British Gas, which has recently come under fire for its flexible work-from-home policy, has promised to improve its service, blaming Covid-related staff shortages and strikes.

British Gas has apologized after tens of thousands of customers complained about its failure to repair and service their broken boilers this winter

“We have identified where the problems are and are taking the right steps to resolve them,” a spokesperson told The Daily Telegraph.

“Our customers are the most important thing. We are sorry and trust us we will get better.

The Financial Conduct Authority (FCA) has issued a warning to British Gas about this.

A spokesperson said: “We are aware of the issues and are working with the business to ensure they are resolved as quickly as possible and customers are treated fairly.”

It comes as Chris O’Shea, chief executive of Centrica, owner of British Gas, is still working from home amid the national energy crisis and soaring customer complaints.

Chris O'Shea, chief executive of Centrica, owner of British Gas, is still working from home amid the national energy crisis and soaring customer complaints

Chris O’Shea, chief executive of Centrica, owner of British Gas, is still working from home amid the national energy crisis and soaring customer complaints

He told the Daily Mail earlier this week that he would not be returning to the office five days a week despite work from home guidelines ending last month.

Instead, he will stay home at least one or two days a week under the company’s new flexible working policy.

Critics blame the shift to working from home for causing customer service standards to plummet at large companies, with wait times skyrocketing.

Complaints about British Gas have fallen from 105,651 in the three months to September 2020 to 154,430 in the same period of 2021.

And complaints about the company’s HomeCare coverage more than doubled in the first half of last year to 191,414 from 69,665 in the same six months of 2020.

Britain is also facing a national energy crisis, with the average annual bill expected to hit £2,000 later this year.

Britain is also facing a national energy crisis, with the average annual bill expected to reach £2,000 later this year.

Britain is also facing a national energy crisis, with the average annual bill expected to reach £2,000 later this year.

On its website, the energy giant claimed that its “Flexible First” working policy for its 6,000 contact center workers would allow staff “to enjoy a better work-life balance to do things like managing childcare, care responsibilities, or getting in shape.”
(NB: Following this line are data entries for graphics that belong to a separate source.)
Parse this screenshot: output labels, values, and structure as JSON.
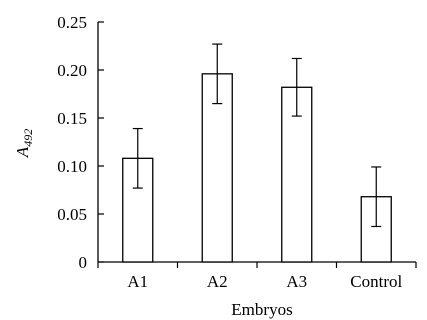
{
  "chart_data": {
    "type": "bar",
    "title": "",
    "xlabel": "Embryos",
    "ylabel": "A492",
    "ylabel_main": "A",
    "ylabel_sub": "492",
    "categories": [
      "A1",
      "A2",
      "A3",
      "Control"
    ],
    "values": [
      0.108,
      0.196,
      0.182,
      0.068
    ],
    "errors": [
      0.031,
      0.031,
      0.03,
      0.031
    ],
    "ylim": [
      0,
      0.25
    ],
    "yticks": [
      "0",
      "0.05",
      "0.10",
      "0.15",
      "0.20",
      "0.25"
    ],
    "ytick_values": [
      0,
      0.05,
      0.1,
      0.15,
      0.2,
      0.25
    ],
    "grid": false,
    "legend": "none"
  }
}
Speaking from his home near Reading, Mr O’Shea – who earns £775,000 a year before benefits, bonuses and shares – said he had asked his personnel manager to consider options flexible working arrangements, but that he should have stuck to the policy too to make it work.

“I’m a firm believer that people pay more attention to what you do than what you say,” he said. ‘I am committed to [a flexible policy] and I like to keep my word so that I don’t go back to the office five days a week.

Mr O’Shea, who was appointed chief executive in April 2020, said the ability to run call centers from home would help “give customers what they want, when they want it”.

But he added that while it’s great when it works, “when it doesn’t it’s a nightmare”.